Now, the five-bedroom, 3½-bathroom property has been listed for sale at $3,900,000, by Sotheby’s International Realty Quebec. The three-storey residence encompasses over 3,000 square feet of bright living space on a 10,000 sq. ft landscaped lot, adorned with 100-year-old red oak trees and mature maple and ash.

It includes its own large driveway and parking area, a private hedge-lined, ground floor terrace/patio and extra expansive fenced-in garden area. You are surrounded on three sides by forest, right up to the edge of Mount Royal Park and its network of trails, one of which runs along just outside the property line. Upwards of 100 species of birdlife can be viewed from the property during peak spring bird migration.

The place is so discrete, but close to the attractions of downtown living, such as shopping, museums, schooling and public transport.

You enter the residence from Cedar Ave. into a slate-floored vestibule with a large closet on one side and vibrant fuchsia-coloured walls. This leads onto the first floor with high, 15-foot ceilings in the living room, vivid blue wall tones, natural wood flooring and lots of natural light streaming through the numerous large windows.

A wood-burning fireplace is central on the eastern wall of the living room area and has incorporated into it the white Carrara marble that was reclaimed from original firefighters’ shower stalls that no longer remain. At the south end of the living room is the open dining room, with 10-foot ceilings.

The dining room leads into the vibrant, orchard green kitchen with top-of-the-line, stainless steel appliances and French doors, allowing access to the garden terrace. It has heated ceramic tile flooring and a very functional and attractive dinette, faced by two large windows. There is a neighbouring powder room, located next to the kitchen.

Also from the living room, a beautiful hardwood wood staircase leads up to the second and third levels. The first level of the staircase has recycled wooden columns and, of course, the brass fire pole once used by the firefighters for quick access to their equipment.

The second floor contains three bedrooms (one with a brilliant sunset-shaped window looking onto the mountain), the office with its south-facing windows, a bar and full bathroom. The warm wood tones of hardwood floors and staircase railings blend into a forest-like palate with the blue walls and ivory ceilings.

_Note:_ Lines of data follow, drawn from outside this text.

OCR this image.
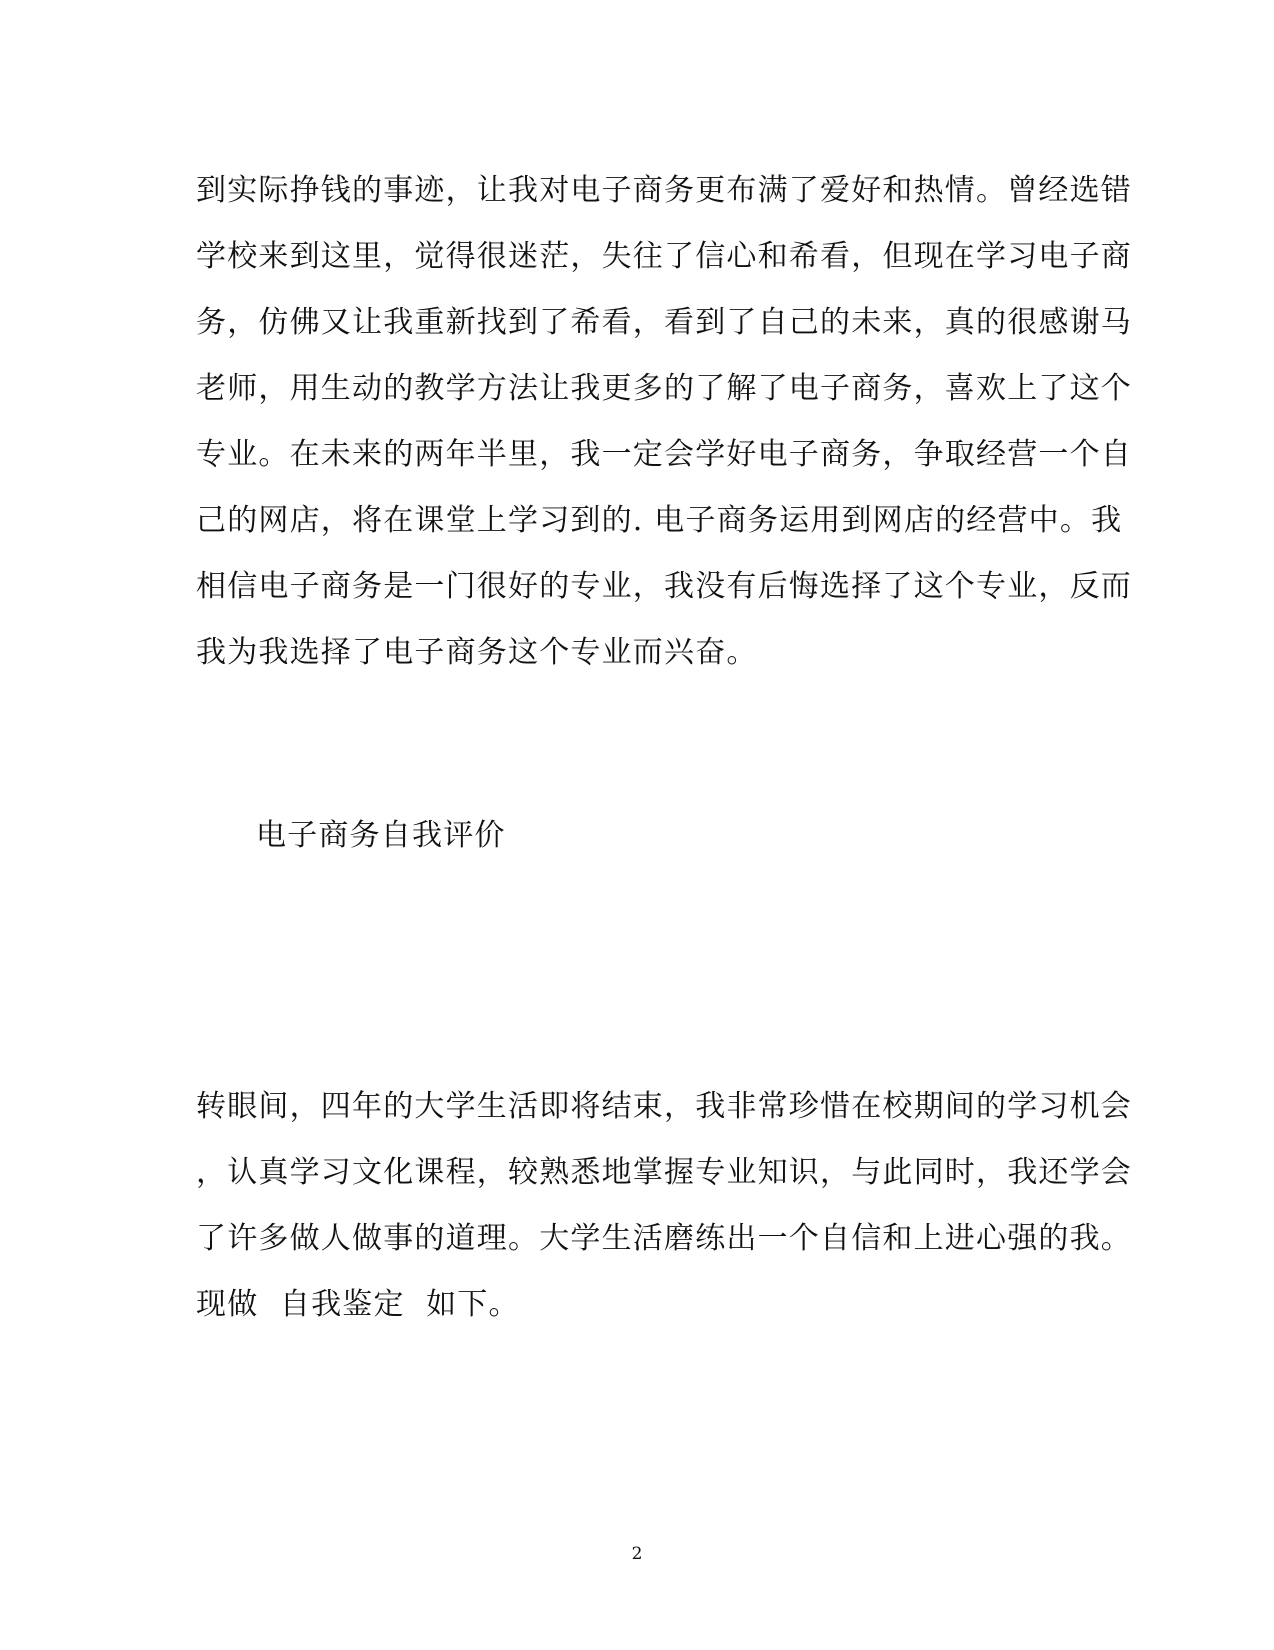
到实际挣钱的事迹，让我对电子商务更布满了爱好和热情。曾经选错
学校来到这里，觉得很迷茫，失往了信心和希看，但现在学习电子商
务，仿佛又让我重新找到了希看，看到了自己的未来，真的很感谢马
老师，用生动的教学方法让我更多的了解了电子商务，喜欢上了这个
专业。在未来的两年半里，我一定会学好电子商务，争取经营一个自
己的网店，将在课堂上学习到的. 电子商务运用到网店的经营中。我
相信电子商务是一门很好的专业，我没有后悔选择了这个专业，反而
我为我选择了电子商务这个专业而兴奋。
电子商务自我评价
转眼间，四年的大学生活即将结束，我非常珍惜在校期间的学习机会
，认真学习文化课程，较熟悉地掌握专业知识，与此同时，我还学会
了许多做人做事的道理。大学生活磨练出一个自信和上进心强的我。
现做  自我鉴定  如下。
2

“It’s very bright and cheerful,” explained the owner of the home. “I’m from the West Coast originally and it shows in my home. It has a lot of West Coast art, like seascapes and panoramas. The vivid tones remind me of the coast. The idea for the blues and greens being that they are reflective of the sea, the forests and wide open ocean off the coast.”

The last storey of the staircase leads to the third floor and its master bedroom with attached ensuite bathroom and the library, comfortable family room, living room and cobalt blue tiled powder room with glass sink.

The basement has storage space and heated indoor parking for two cars. All of the windows in the home are low maintenance, PVC, hand crank windows, so you can retire that horrid putty knife!

The third-floor exterior balcony allows for a 360-degree panoramic view of the city and mountain, and this, along with the main floor of the residence and outside main floor terrace, make this home one heck of a place to entertain, let alone live.